Player movement prediction: Assists in tactical analysis;
Game simulation: Generates virtual confrontations based on historical data.

Section 05

Advantages and Limitations: The Two Sides of LLM-based Trajectory Prediction

Potential Advantages

Advantage	Description
Few-shot adaptation	Prompt engineering enables quick adaptation to new scenarios
Interpretability	The model can explain the reasons for predictions
Knowledge transfer	Pre-trained knowledge improves generalization
Multi-task unification	A single model handles multiple tasks

Current Limitations

Computational cost: High inference latency, requiring GPU acceleration;
Accuracy loss: Discretization leads to reduced position accuracy;
Data hunger: Requires large amounts of trajectory-text paired data;
Physical constraints: May generate infeasible trajectories, requiring post-processing.

Section 06

Related Research: Frontiers in Trajectory Prediction

Trajectory Transformer: Google treats trajectories as discrete sequences and performs well on the nuScenes dataset;
Multimodal prediction: Combining visual/lidar information, LLMs enhance scene understanding;
Diffusion models: Modeling multimodal future distributions, combining with LLMs is an emerging direction.

Section 07

Project Value: Insights into Cross-modal Application Trends

TracePredict represents the trend of breaking modal barriers. Insights include:

Expansion of large model capabilities: The seq2seq architecture can be applied to non-text fields;
Key of representation learning: The importance of converting domain data into formats understandable by models;
Transfer of pre-trained knowledge: LLM common sense can play a role in non-text fields.
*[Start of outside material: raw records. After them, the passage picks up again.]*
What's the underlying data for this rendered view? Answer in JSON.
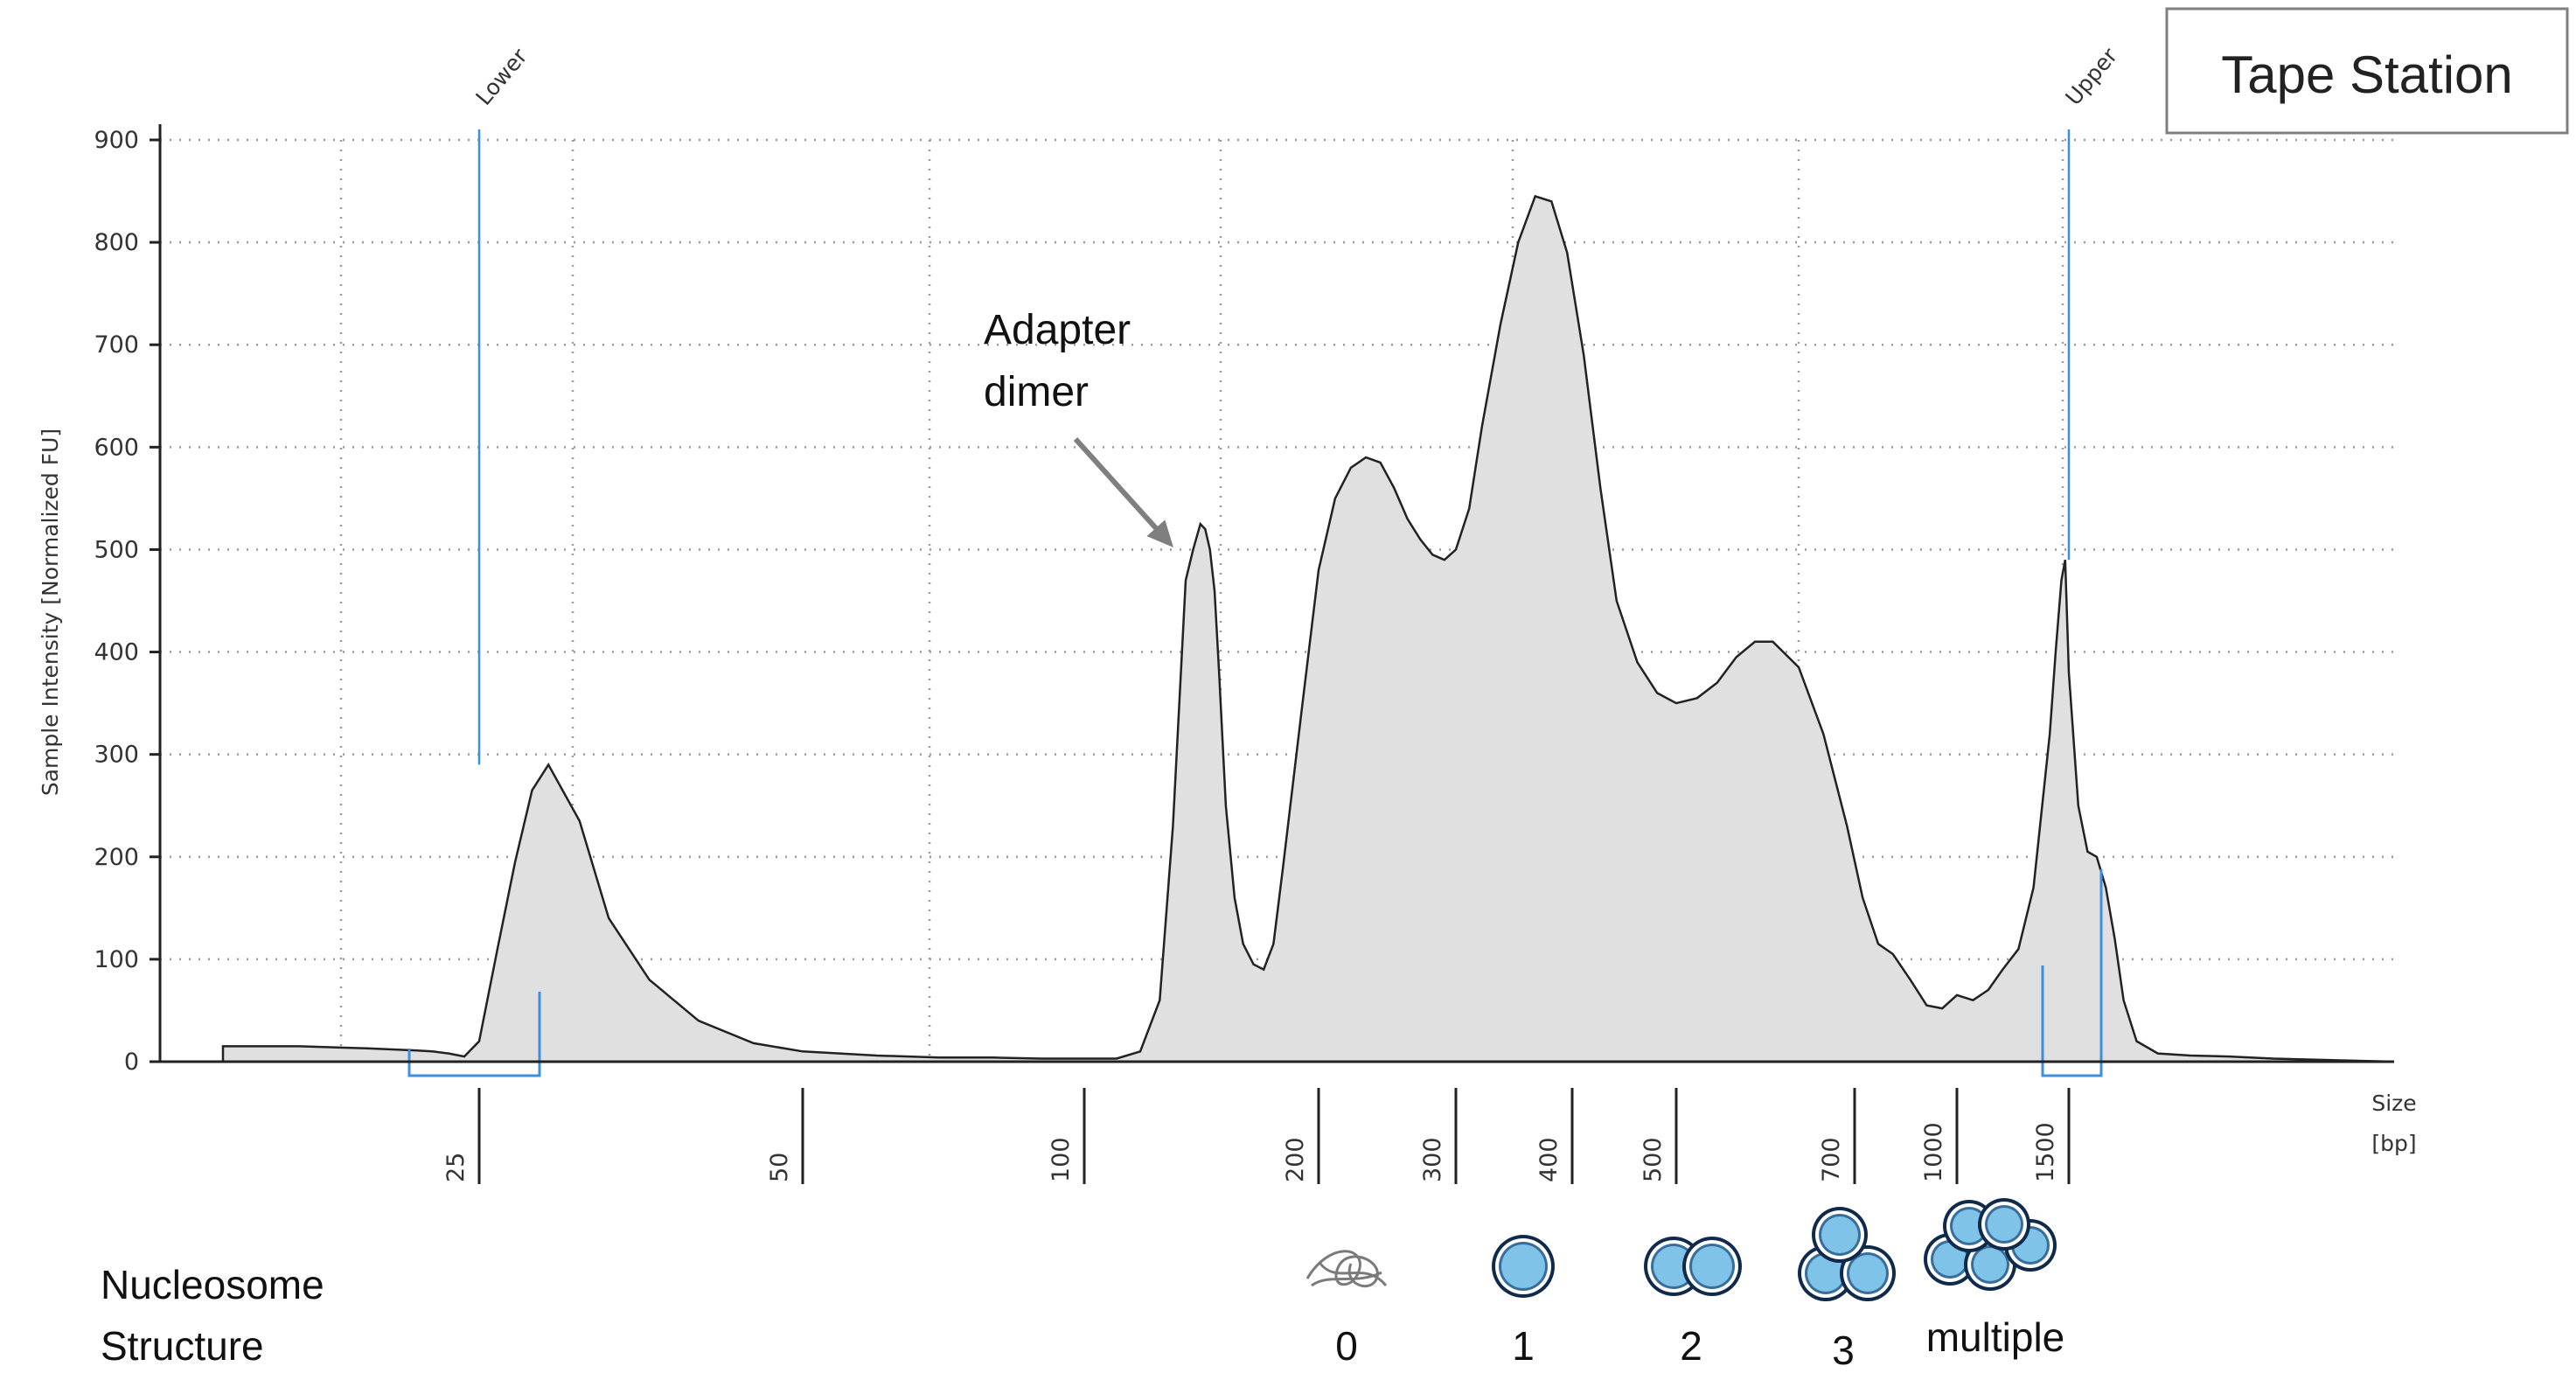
{
  "chart_data": {
    "type": "area",
    "title_box": "Tape Station",
    "ylabel": "Sample Intensity [Normalized FU]",
    "xlabel_line1": "Size",
    "xlabel_line2": "[bp]",
    "ylim": [
      0,
      900
    ],
    "yticks": [
      0,
      100,
      200,
      300,
      400,
      500,
      600,
      700,
      800,
      900
    ],
    "xtick_labels": [
      "25",
      "50",
      "100",
      "200",
      "300",
      "400",
      "500",
      "700",
      "1000",
      "1500"
    ],
    "grid": true,
    "markers": [
      {
        "label": "Lower",
        "size_bp": 25,
        "peak_value": 290
      },
      {
        "label": "Upper",
        "size_bp": 1500,
        "peak_value": 490
      }
    ],
    "annotation": {
      "line1": "Adapter",
      "line2": "dimer",
      "size_bp": 145,
      "value": 525
    },
    "series": [
      {
        "x": [
          15,
          17,
          19,
          21,
          22,
          23,
          24,
          25,
          26,
          27,
          28,
          29,
          31,
          33,
          36,
          40,
          45,
          50,
          60,
          70,
          80,
          90,
          100,
          110,
          118,
          125,
          130,
          135,
          138,
          141,
          143,
          145,
          147,
          149,
          152,
          156,
          160,
          165,
          170,
          175,
          180,
          190,
          200,
          210,
          220,
          230,
          240,
          250,
          260,
          270,
          280,
          290,
          300,
          310,
          320,
          335,
          350,
          365,
          380,
          395,
          410,
          425,
          440,
          460,
          480,
          500,
          520,
          540,
          560,
          580,
          600,
          630,
          660,
          690,
          720,
          760,
          800,
          850,
          900,
          950,
          1000,
          1060,
          1120,
          1180,
          1250,
          1320,
          1400,
          1430,
          1460,
          1480,
          1500,
          1520,
          1540,
          1560,
          1580,
          1600,
          1620,
          1650,
          1700,
          1780,
          1880,
          2000,
          2150
        ],
        "values": [
          15,
          15,
          13,
          11,
          10,
          8,
          5,
          20,
          110,
          195,
          265,
          290,
          235,
          140,
          80,
          40,
          18,
          10,
          6,
          4,
          4,
          3,
          3,
          3,
          10,
          60,
          230,
          470,
          500,
          525,
          520,
          500,
          460,
          380,
          250,
          160,
          115,
          95,
          90,
          115,
          190,
          340,
          480,
          550,
          580,
          590,
          585,
          560,
          530,
          510,
          495,
          490,
          500,
          540,
          620,
          720,
          800,
          845,
          840,
          790,
          690,
          560,
          450,
          390,
          360,
          350,
          355,
          370,
          395,
          410,
          410,
          385,
          320,
          230,
          160,
          115,
          105,
          80,
          55,
          52,
          65,
          60,
          70,
          90,
          110,
          170,
          320,
          400,
          470,
          490,
          380,
          250,
          205,
          200,
          170,
          120,
          60,
          20,
          8,
          6,
          5,
          3,
          0
        ]
      }
    ]
  },
  "nucleosome": {
    "label_line1": "Nucleosome",
    "label_line2": "Structure",
    "items": [
      {
        "label": "0",
        "icon": "free-dna-icon"
      },
      {
        "label": "1",
        "icon": "nucleosome-1-icon"
      },
      {
        "label": "2",
        "icon": "nucleosome-2-icon"
      },
      {
        "label": "3",
        "icon": "nucleosome-3-icon"
      },
      {
        "label": "multiple",
        "icon": "nucleosome-multiple-icon"
      }
    ]
  },
  "colors": {
    "fill": "#e0e0e0",
    "trace": "#222222",
    "marker": "#3d8fe0",
    "nucleosome": "#7fc3e8",
    "grid": "#9a9a9a"
  }
}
This project provides a baseline for researchers and shows developers the path of non-text expansion of LLMs.

Section 08

Future Outlook: Breakthroughs Driven by Multimodal Large Models

With the development of multimodal models such as GPT-4V and Gemini, trajectory prediction may achieve:

Visual-trajectory joint understanding: Predict movement directly by watching videos;
Conversational prediction: Obtain predictions through natural language scene descriptions;
Causal reasoning: Explain "why" while predicting.

TracePredict is an early exploration of this evolutionary path and is worth paying attention to.